1. Reinvent the paper for the 200,000-plus people who currently subscribe. Make it what they want. Give 'em the puzzles and TV book they want. Problem is, people who subscribe do so for a specific reason. Start messing with it and you upset them. If you don't want to upset them, you end up trying to do everything, which in these times of contraction, is usually not an option.

So you do what San Jose is doing: ask and listen. Useful means a lot of things, but at its core it means finding out what people are trying to get done in their lives and how can you help them. (The Newspaper Next model.) Then, the hard part comes: eliminate the content that doesn't isn't mentioned often or that isn't your specialty. You will upset some, but that is the price of strategic reinvention.

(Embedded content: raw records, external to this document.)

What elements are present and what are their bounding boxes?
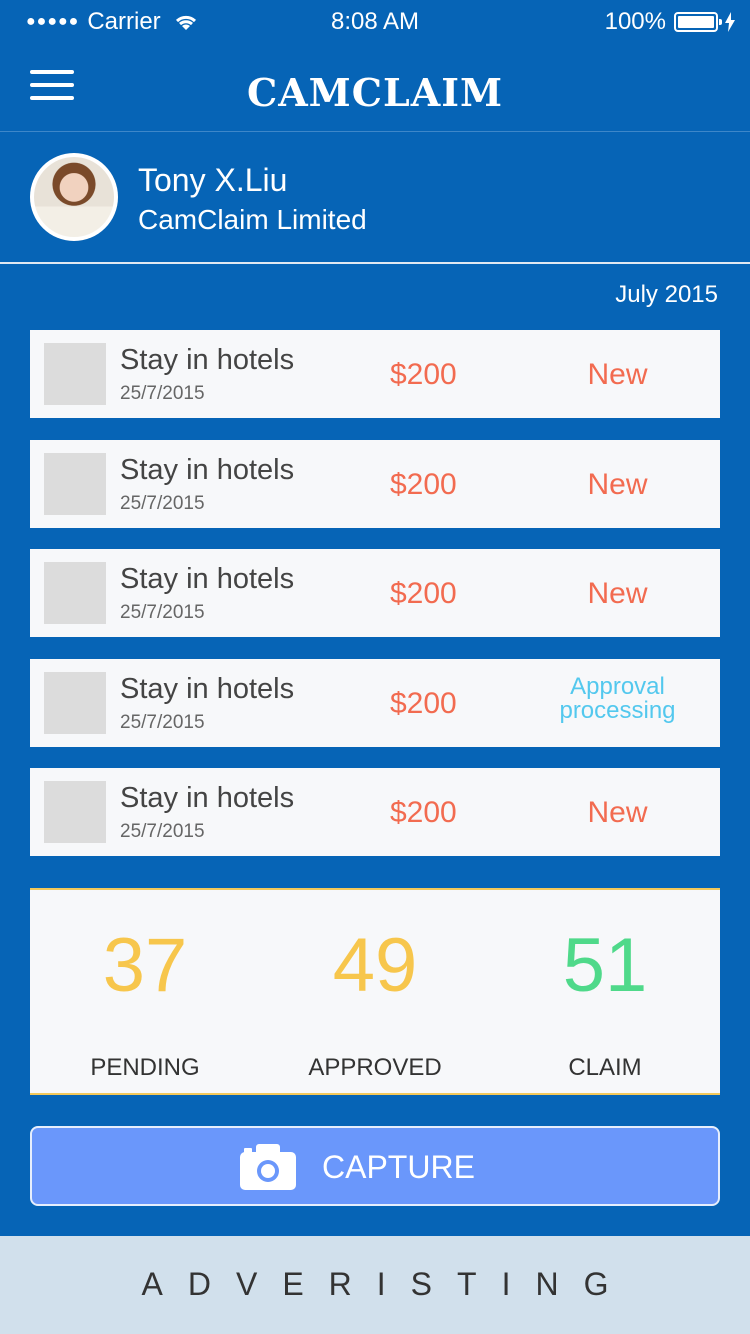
charging-bolt-icon (725, 12, 735, 32)
approved-count: 49 (332, 923, 418, 1008)
battery-status: 100% (605, 8, 736, 36)
claim-date: 25/7/2015 (120, 383, 205, 404)
receipt-thumbnail (44, 343, 106, 405)
claim-date: 25/7/2015 (120, 711, 205, 733)
claim-status: Approval processing (520, 672, 715, 724)
claim-date: 25/7/2015 (120, 492, 205, 514)
claim-item[interactable]: Stay in hotels 25/7/2015 $200 New (30, 439, 720, 528)
claim-stat[interactable]: 51 CLAIM (490, 890, 720, 1082)
claim-status-line: processing (559, 696, 676, 724)
pending-count: 37 (102, 923, 188, 1008)
claim-status: New (587, 577, 648, 610)
receipt-thumbnail (44, 562, 106, 624)
claim-status: New (587, 467, 648, 501)
approved-label: APPROVED (308, 1054, 442, 1081)
claim-amount: $200 (390, 467, 457, 501)
claim-title: Stay in hotels (120, 672, 295, 705)
claim-count: 51 (562, 923, 648, 1008)
status-bar: ●●●●● Carrier 8:08 AM 100% (0, 0, 750, 42)
receipt-thumbnail (44, 671, 106, 734)
claim-item[interactable]: Stay in hotels 25/7/2015 $200 New (30, 549, 720, 637)
receipt-thumbnail (44, 452, 106, 515)
claim-amount: $200 (390, 686, 457, 720)
claim-summary: 37 PENDING 49 APPROVED 51 CLAIM (30, 888, 720, 1095)
nav-bar: CAMCLAIM (0, 42, 750, 132)
claim-item[interactable]: Stay in hotels 25/7/2015 $200 New (30, 768, 720, 856)
advertising-text: ADVERISTING (141, 1266, 634, 1302)
claim-item[interactable]: Stay in hotels 25/7/2015 $200 Approval p… (30, 658, 720, 747)
avatar[interactable] (30, 153, 118, 241)
claim-amount: $200 (390, 796, 457, 829)
claim-status: New (587, 796, 648, 829)
claim-item[interactable]: Stay in hotels 25/7/2015 $200 New (30, 330, 720, 418)
battery-percentage: 100% (604, 8, 666, 35)
approved-stat[interactable]: 49 APPROVED (260, 890, 490, 1082)
camera-icon (240, 1144, 296, 1190)
user-profile: Tony X.Liu CamClaim Limited (0, 132, 750, 264)
pending-stat[interactable]: 37 PENDING (30, 890, 260, 1082)
claim-title: Stay in hotels (120, 782, 295, 814)
company-name: CamClaim Limited (138, 204, 367, 235)
claim-title: Stay in hotels (120, 453, 295, 486)
pending-label: PENDING (90, 1054, 200, 1081)
claim-status: New (587, 358, 648, 391)
claim-date: 25/7/2015 (120, 821, 205, 842)
user-name: Tony X.Liu (138, 162, 288, 198)
claim-amount: $200 (390, 358, 457, 391)
receipt-thumbnail (44, 781, 106, 843)
claim-list: Stay in hotels 25/7/2015 $200 New Stay i… (30, 330, 720, 878)
claim-status-line: Approval (570, 672, 665, 700)
claim-title: Stay in hotels (120, 563, 295, 595)
claim-label: CLAIM (568, 1054, 642, 1081)
claim-title: Stay in hotels (120, 344, 295, 376)
capture-label: CAPTURE (322, 1149, 475, 1185)
claim-date: 25/7/2015 (120, 602, 205, 623)
capture-button[interactable]: CAPTURE (30, 1126, 720, 1206)
battery-icon (674, 12, 722, 32)
app-logo: CAMCLAIM (246, 70, 504, 115)
claim-amount: $200 (390, 577, 457, 610)
advertising-banner[interactable]: ADVERISTING (0, 1236, 750, 1334)
month-label[interactable]: July 2015 (615, 281, 718, 309)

2. Make subtle changes that will attract new readers and please current readers. Harder than it sounds. Much of your content can be tweaked to appeal to both groups: more photography, easier navigation, more interesting stories. But some can't and you have to add, which costs money and takes space. Again, in these times of contraction, you face a zero-sum game, at best. And there is probably a reason that non-readers are non-readers. Subtle changes may not be enough.

In any event, both subtle and dramatic moves tip the balance on the seesaw.

Before you start anything, your first decision is to decide your niche. With mass on its way out, reinvention won't work under the same assumptions. Everything is niche. Determining what readers you want will help determine how you upset the balance.